Los botos rojos de Mercuccio
De monumental y altamente positivo puede calificarse el esfuerzo de toda la plantilla, desde lo técnico hasta lo actoral, para poner en pie un espectáculo de teatro musical de estas características. En cierto sentido, acude y cristaliza así la modernización del flamenco musical, algo que se necesitaba y que es muy complejo de hacer. En Tarantos, las cotas de calidad se mantienen altas durante toda la función, y eso es muy difícil. La plantilla está muy preparada para ello: se baila, se canta, se actúa, se mantiene una dinámica trepidante, un ritmo que lleva a lo trágico, no por sabido argumento, menos impactante.
Con antecedentes ilustres, siempre basados en La historia de los Tarantos de Mañas, como es el filme con Carmen Amaya y otras versiones escénicas (como la del Ballet Nacional de España de 1986 con música de Paco de Lucía), es ya de por sí muy comprometido montaje. Emilio Hernández dirige con pericia y Latorre hace una coreografía con soltura y dominio del espacio, con la conciencia de no forzar la maquinaria del zapateado y siempre apelando a lo coral como fórmula de exposición.
Tarantos
Basado en la obra de Alfredo Mañas; música: Chicuelo, Tomatito; escenografía: Ariane Unfried y Rifail Ajdarpasic; vestuario: María Araújo; luces: Miguel Ángel Camacho; coreografía: Javier Latorre; libreto y dirección: Emilio Hernández.

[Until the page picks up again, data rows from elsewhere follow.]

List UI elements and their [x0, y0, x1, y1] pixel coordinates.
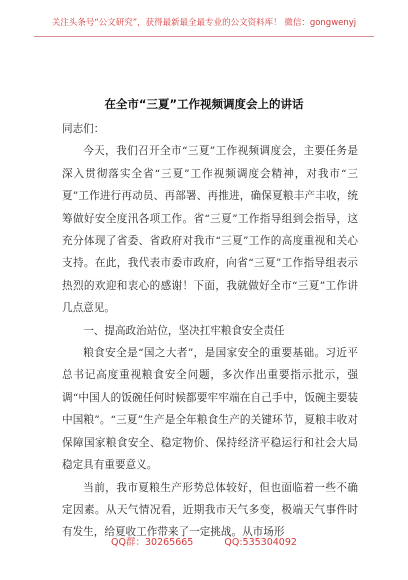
paragraph: 粮食安全是“国之大者”，是国家安全的重要基础。习近平总书记高度重视粮食安全问题，多次作出重要指示批示，强调“中国人的饭碗任何时候都要牢牢端在自己手中，饭碗主要装中国粮”。“三夏”生产是全年粮食生产的关键环节，夏粮丰收对保障国家粮食安全、稳定物价、保持经济平稳运行和社会大局稳定具有重要意义。: [62, 347, 358, 472]
paragraph: 今天，我们召开全市“三夏”工作视频调度会，主要任务是深入贯彻落实全省“三夏”工作视频调度会精神，对我市“三夏”工作进行再动员、再部署、再推进，确保夏粮丰产丰收，统筹做好安全度汛各项工作。省“三夏”工作指导组到会指导，这充分体现了省委、省政府对我市“三夏”工作的高度重视和关心支持。在此，我代表市委市政府，向省“三夏”工作指导组表示热烈的欢迎和衷心的感谢！下面，我就做好全市“三夏”工作讲几点意见。: [62, 145, 358, 315]
promo-header: 关注头条号“公文研究”，获得最新最全最专业的公文资料库！ 微信：gongwenyj: [51, 18, 357, 28]
qq-group: QQ群：30265665: [111, 537, 194, 548]
qq-number: QQ:535304092: [224, 537, 297, 548]
contact-footer: [0, 534, 408, 548]
document-body: [62, 118, 358, 544]
section-heading: 一、提高政治站位，坚决扛牢粮食安全责任: [83, 324, 285, 337]
greeting: 同志们：: [62, 123, 105, 135]
document-title: 在全市“三夏”工作视频调度会上的讲话: [104, 97, 304, 111]
header-divider: [34, 36, 374, 37]
paragraph: 当前，我市夏粮生产形势总体较好，但也面临着一些不确定因素。从天气情况看，近期我市天气多变，极端天气事件时有发生，给夏收工作带来了一定挑战。从市场形: [62, 481, 358, 539]
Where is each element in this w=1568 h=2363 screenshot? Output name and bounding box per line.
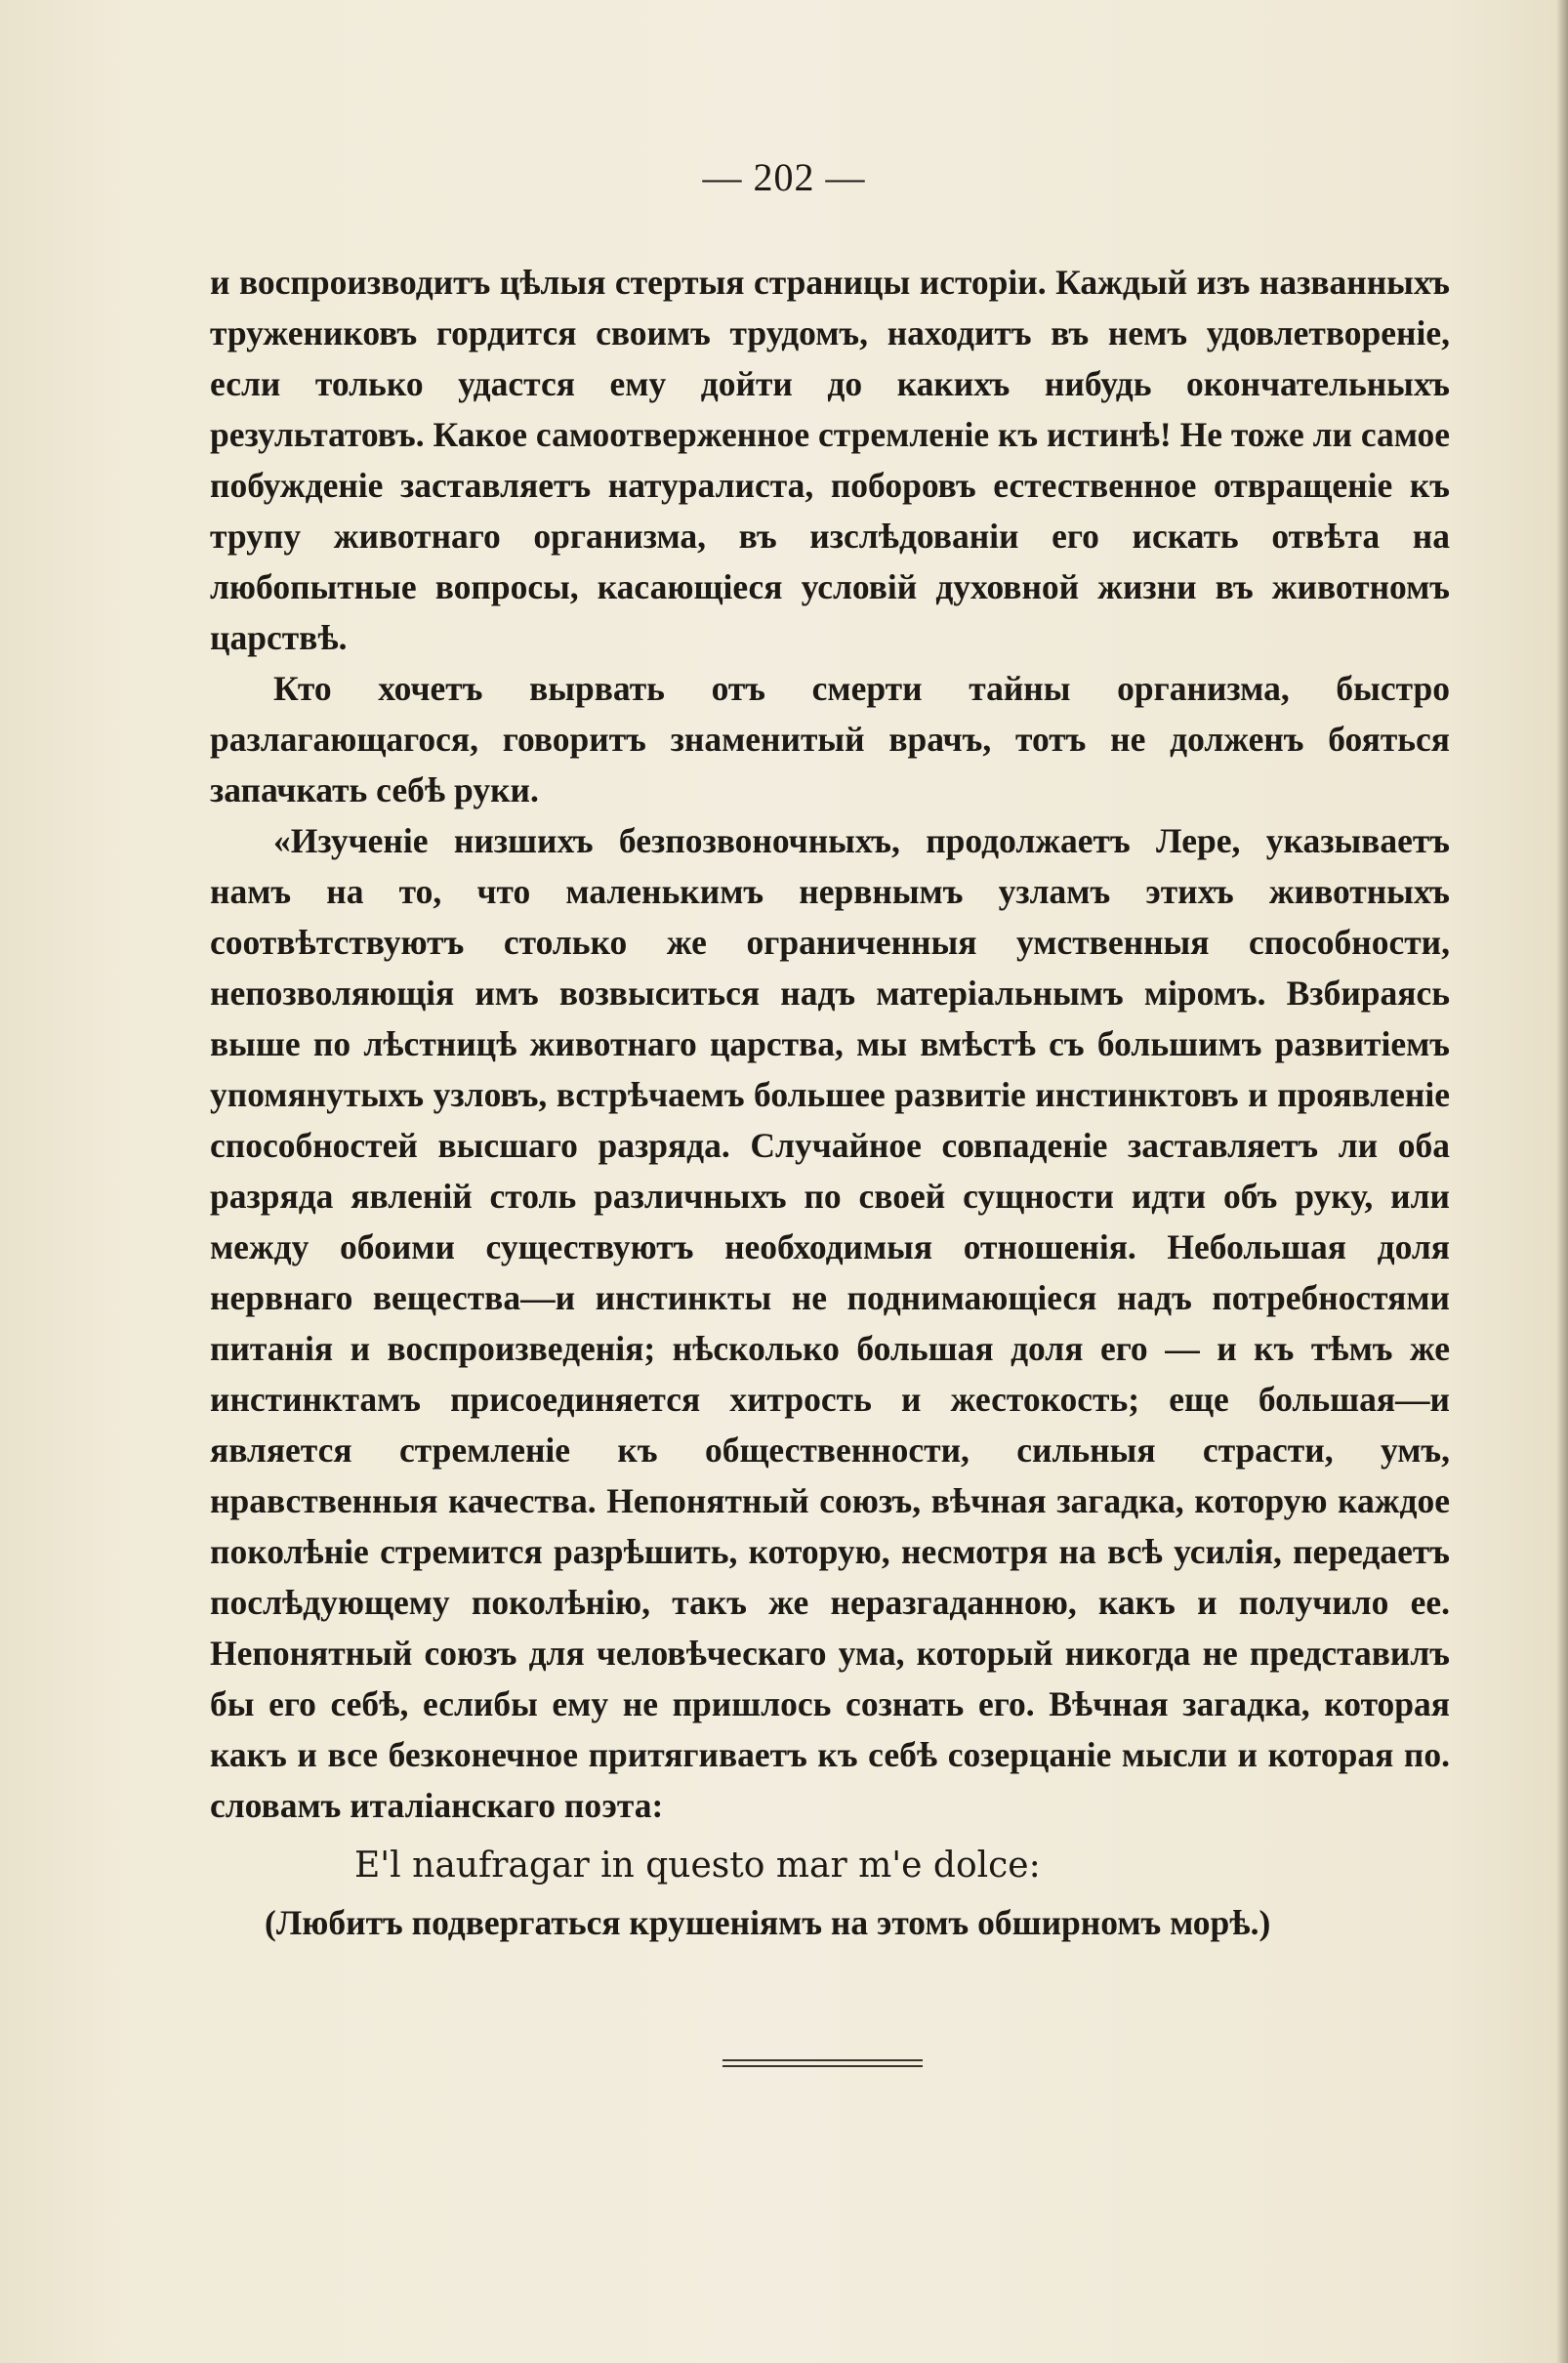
page-number: — 202 — — [702, 155, 866, 199]
section-end-rule — [722, 2059, 923, 2069]
body-text — [210, 257, 1450, 1948]
paragraph-physician-quote: Кто хочетъ вырвать отъ смерти тайны организма, быстро разлагающагося, говоритъ знаменитый врачъ, тотъ не долженъ бояться запачкать себѣ руки. — [210, 669, 1450, 809]
paragraph-leret-quote: «Изученіе низшихъ безпозвоночныхъ, продолжаетъ Лере, указываетъ намъ на то, что маленькимъ нервнымъ узламъ этихъ животныхъ соотвѣтствуютъ столько же ограниченныя умственныя способности, непозволяющія имъ возвыситься надъ матеріальнымъ міромъ. Взбираясь выше по лѣстницѣ животнаго царства, мы вмѣстѣ съ большимъ развитіемъ упомянутыхъ узловъ, встрѣчаемъ большее развитіе инстинктовъ и проявленіе способностей высшаго разряда. Случайное совпаденіе заставляетъ ли оба разряда явленій столь различныхъ по своей сущности идти объ руку, или между обоими существуютъ необходимыя отношенія. Небольшая доля нервнаго вещества—и инстинкты не поднимающіеся надъ потребностями питанія и воспроизведенія; нѣсколько большая доля его — и къ тѣмъ же инстинктамъ присоединяется хитрость и жестокость; еще большая—и является стремленіе къ общественности, сильныя страсти, умъ, нравственныя качества. Непонятный союзъ, вѣчная загадка, которую каждое поколѣніе стремится разрѣшить, которую, несмотря на всѣ усилія, передаетъ послѣдующему поколѣнію, такъ же неразгаданною, какъ и получило ее. Непонятный союзъ для человѣческаго ума, который никогда не представилъ бы его себѣ, еслибы ему не пришлось сознать его. Вѣчная загадка, которая какъ и все безконечное притягиваетъ къ себѣ созерцаніе мысли и которая по. словамъ италіанскаго поэта: — [210, 821, 1450, 1825]
italian-verse: E'l naufragar in questo mar m'e dolce: — [354, 1845, 1041, 1886]
page-edge-shadow — [1556, 0, 1568, 2363]
rule-line-bottom — [722, 2065, 923, 2067]
rule-line-top — [722, 2059, 923, 2061]
verse-translation: (Любитъ подвергаться крушеніямъ на этомъ обширномъ морѣ.) — [265, 1903, 1271, 1942]
paragraph-continued: и воспроизводитъ цѣлыя стертыя страницы исторіи. Каждый изъ названныхъ тружениковъ гордится своимъ трудомъ, находитъ въ немъ удовлетвореніе, если только удастся ему дойти до какихъ нибудь окончательныхъ результатовъ. Какое самоотверженное стремленіе къ истинѣ! Не тоже ли самое побужденіе заставляетъ натуралиста, поборовъ естественное отвращеніе къ трупу животнаго организма, въ изслѣдованіи его искать отвѣта на любопытные вопросы, касающіеся условій духовной жизни въ животномъ царствѣ. — [210, 263, 1450, 657]
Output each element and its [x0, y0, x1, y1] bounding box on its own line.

Teatro Albéniz, Madrid. 13 de septiembre.
La escenografía, que recuerda a la escuela moderna alemana, es efectiva
Hay en el reparto nombres veteranos de fuerte personalidad, como el de Candy Román (no le veíamos en un papel así a su medida desde el Comendador en Fuenteovejuna de Gades) como el jefe de los zorongos; la taranta Soledad de Carmelita Montoya, muy racial y entregada, o la versatilidad de Ana Salazar, aunque la gran sorpresa, la revelación y la gran ovación es para Miguel Cañas, un bailarín de gran temperamento y físico particular, con un registro que va desde el contemporáneo (que practicó en Madrid varios años) al flamenco (con el que ha hecho carrera por esos mundos, especialmente Japón), y una fuerza escénica controlada a la vez que intensa en ese personaje a medio camino entre la matriz del Mercuccio shakesperiano y un trotamundos, pero Juan Encueros, que así se llama el personaje de los botos rojos y las ropas en jirones, es un artista, es también una especie de poeta catalizador de todo que se va cociendo en esa playa percudida, un maestro de baile todo intuición y un ser que se debate entre pasiones, entre danzas de vida y danzas de muerte. Su fugaz aparición en el segundo acto, cuando es abatido de un navajazo por El Picao, deja en el aire una estela de intensidad, de buen hacer que el público le recompensó en pie al terminar el espectáculo. Cañas, ahora en su madurez, está infinitamente mejor que hace unos años, como si en él se hubieran asentado las aguas del bailar. Volviendo a lo coreográfico, Latorre le saca todo el partido posible, se esmera en sus fraseos, pues Juan Encueros es el eje de la simbólico de la acción.
La escenografía, que recuerda a la escuela moderna alemana, es efectiva; el vestuario, sin tópicos y con una gama oscura, se imbrica tanto en la acción como en el todo plástico, y las luces, demasiado coloristas y móviles, llegaban a veces a entorpecer la acción, eran focos que no se sabía qué querían iluminar, haces que vagaban por la escena mientras los bailarines estaban en sombra. La música también tiene su propio equilibrio y hace de hilo conductor con una orquestación empastada y unos músicos que saben los estilos que tocan. Tarantos recibió largos y justificados aplausos. Tarantos, además, trae a colación la necesidad de trabajar seriamente en lo escénico y lo coreútico cuando de mezcla se trata.